Wednesday, December 21, 2011
Alvin Ho: Allergic to Dead Bodies, etc.
Call me Alvin Ho. I was born scared and I am still scared. And this is my book of scary stories.
This is the fourth book in the Alvin Ho series for young readers. (These are illustrated chapter books for those just getting comfortable with reading novels.) The first three books in the series are: Alvin Ho: Allergic to Girls, School, and Other Scary Things, Alvin Ho: Allergic to Camping, Hiking, and Other Natural Disasters, and Alvin Ho: Allergic to Birthday Parties, Science Projects, and Other Man-Made Catastrophes.
In this Alvin Ho book, Alvin gets in a horrible, terrible predicament.
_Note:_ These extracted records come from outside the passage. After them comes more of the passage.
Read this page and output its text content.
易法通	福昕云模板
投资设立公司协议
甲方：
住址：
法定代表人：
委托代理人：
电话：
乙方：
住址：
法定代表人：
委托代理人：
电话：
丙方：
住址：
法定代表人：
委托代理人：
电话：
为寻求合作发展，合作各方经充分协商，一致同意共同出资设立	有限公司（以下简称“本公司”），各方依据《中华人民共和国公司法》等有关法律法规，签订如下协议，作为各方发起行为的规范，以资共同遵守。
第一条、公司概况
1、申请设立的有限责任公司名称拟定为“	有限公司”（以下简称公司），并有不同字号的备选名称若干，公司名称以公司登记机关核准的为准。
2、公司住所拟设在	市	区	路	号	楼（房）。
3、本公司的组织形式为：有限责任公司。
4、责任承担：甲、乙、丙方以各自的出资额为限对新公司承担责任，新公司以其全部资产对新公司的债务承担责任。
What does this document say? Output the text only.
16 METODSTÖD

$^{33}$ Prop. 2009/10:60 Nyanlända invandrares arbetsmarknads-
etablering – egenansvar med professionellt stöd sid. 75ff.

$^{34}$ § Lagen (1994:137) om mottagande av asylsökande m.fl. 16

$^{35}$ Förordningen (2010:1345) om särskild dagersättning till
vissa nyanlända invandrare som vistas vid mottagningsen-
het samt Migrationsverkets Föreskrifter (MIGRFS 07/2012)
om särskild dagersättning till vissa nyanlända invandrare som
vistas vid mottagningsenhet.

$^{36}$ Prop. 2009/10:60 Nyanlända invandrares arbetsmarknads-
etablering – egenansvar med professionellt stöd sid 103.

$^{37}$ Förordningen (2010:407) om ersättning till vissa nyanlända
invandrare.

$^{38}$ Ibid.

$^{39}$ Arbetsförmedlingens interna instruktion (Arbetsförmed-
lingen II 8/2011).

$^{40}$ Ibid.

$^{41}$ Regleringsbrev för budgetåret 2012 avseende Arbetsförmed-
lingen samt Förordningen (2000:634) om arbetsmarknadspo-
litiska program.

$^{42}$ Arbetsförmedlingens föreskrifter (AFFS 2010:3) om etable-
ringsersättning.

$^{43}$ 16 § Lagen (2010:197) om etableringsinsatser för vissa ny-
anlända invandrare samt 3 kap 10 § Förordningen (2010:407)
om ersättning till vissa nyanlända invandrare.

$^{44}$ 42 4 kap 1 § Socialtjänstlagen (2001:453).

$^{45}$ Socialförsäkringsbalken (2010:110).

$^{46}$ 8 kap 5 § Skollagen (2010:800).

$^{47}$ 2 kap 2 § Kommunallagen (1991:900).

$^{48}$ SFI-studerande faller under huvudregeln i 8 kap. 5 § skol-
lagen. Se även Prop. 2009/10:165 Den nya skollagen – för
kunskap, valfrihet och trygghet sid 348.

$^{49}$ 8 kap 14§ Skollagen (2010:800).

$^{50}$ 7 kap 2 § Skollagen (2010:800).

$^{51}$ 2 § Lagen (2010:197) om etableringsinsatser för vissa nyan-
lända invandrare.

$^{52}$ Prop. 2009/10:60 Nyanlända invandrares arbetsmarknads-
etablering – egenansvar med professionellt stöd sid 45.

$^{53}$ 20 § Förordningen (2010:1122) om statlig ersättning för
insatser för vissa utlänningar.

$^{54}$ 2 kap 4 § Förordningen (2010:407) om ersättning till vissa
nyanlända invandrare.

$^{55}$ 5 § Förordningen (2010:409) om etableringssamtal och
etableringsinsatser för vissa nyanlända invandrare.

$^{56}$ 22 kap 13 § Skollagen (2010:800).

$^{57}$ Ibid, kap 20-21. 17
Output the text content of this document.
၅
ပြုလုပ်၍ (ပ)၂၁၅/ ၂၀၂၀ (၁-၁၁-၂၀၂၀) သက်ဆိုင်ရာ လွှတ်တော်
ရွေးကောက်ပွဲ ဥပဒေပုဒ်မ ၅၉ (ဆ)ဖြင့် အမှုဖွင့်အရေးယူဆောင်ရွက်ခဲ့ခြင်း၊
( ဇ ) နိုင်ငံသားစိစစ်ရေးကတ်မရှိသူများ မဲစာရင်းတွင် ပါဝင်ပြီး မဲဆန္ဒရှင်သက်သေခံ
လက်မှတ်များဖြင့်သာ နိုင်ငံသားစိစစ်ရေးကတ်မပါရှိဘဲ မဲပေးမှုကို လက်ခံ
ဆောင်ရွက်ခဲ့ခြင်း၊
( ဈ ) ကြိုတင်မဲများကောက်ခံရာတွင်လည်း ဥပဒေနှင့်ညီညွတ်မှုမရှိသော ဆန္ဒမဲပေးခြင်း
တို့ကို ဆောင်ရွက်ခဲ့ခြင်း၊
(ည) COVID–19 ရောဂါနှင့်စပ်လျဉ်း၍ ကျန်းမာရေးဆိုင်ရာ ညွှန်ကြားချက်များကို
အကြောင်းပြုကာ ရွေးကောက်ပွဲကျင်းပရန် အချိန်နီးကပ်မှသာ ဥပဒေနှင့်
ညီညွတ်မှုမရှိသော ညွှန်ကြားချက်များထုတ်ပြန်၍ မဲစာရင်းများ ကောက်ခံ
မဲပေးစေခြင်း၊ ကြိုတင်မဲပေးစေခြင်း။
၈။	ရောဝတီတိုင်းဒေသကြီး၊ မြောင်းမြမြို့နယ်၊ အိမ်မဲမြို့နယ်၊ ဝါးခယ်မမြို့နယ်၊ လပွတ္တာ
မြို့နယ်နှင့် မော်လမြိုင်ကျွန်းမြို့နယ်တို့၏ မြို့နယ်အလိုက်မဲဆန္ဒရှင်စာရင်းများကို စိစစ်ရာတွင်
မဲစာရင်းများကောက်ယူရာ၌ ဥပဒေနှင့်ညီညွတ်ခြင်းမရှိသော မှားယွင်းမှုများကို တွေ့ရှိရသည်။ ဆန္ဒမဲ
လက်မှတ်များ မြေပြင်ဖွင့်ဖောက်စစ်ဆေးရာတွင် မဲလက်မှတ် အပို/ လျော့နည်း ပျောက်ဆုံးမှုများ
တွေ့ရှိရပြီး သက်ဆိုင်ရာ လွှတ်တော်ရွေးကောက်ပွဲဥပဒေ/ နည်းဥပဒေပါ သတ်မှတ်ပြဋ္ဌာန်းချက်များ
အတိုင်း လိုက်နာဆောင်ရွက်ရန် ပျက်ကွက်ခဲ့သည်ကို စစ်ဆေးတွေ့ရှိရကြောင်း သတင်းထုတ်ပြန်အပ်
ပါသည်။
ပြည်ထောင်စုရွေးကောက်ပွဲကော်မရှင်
The truth of the matter is that his grandfather's best friend, Charlie, has died. In a rare moment of bravery he volunteers to go with his grandfather to the funeral. Almost from that very second he regrets it. But his grandfather seems so genuinely touched, so very pleased at Alvin's response, that he is too scared to say he's scared. The next day, in another rare moment--on the bus, I believe--he blurts out that he's going to a funeral and going to see a dead body. He never once says who. At least not that I can recall. But everyone assumes that his grandfather has died. And they tell the teacher who tells the principal who tells just about every other person at the school. So in a matter of hours, everyone has come together for Alvin and wants to honor his grandfather. So much so that they want to have a memorial service at the school the next day. Poor, poor couldn't-speak-up-at-school-to-save-his-life Alvin, he finds himself unable to say hey wait, he's not dead!
So the novel is about that big misunderstanding...and about his fears of losing someone he loves--like his grandfather, like his father--to death.
I didn't really like this one. Not when comparing it with earlier books in the series. The third and fourth books in the series just haven't excited me. It's not even that this book is 'bad' or inappropriate. It's just that I'm not sure Alvin Ho is as charming as he used to be. To me.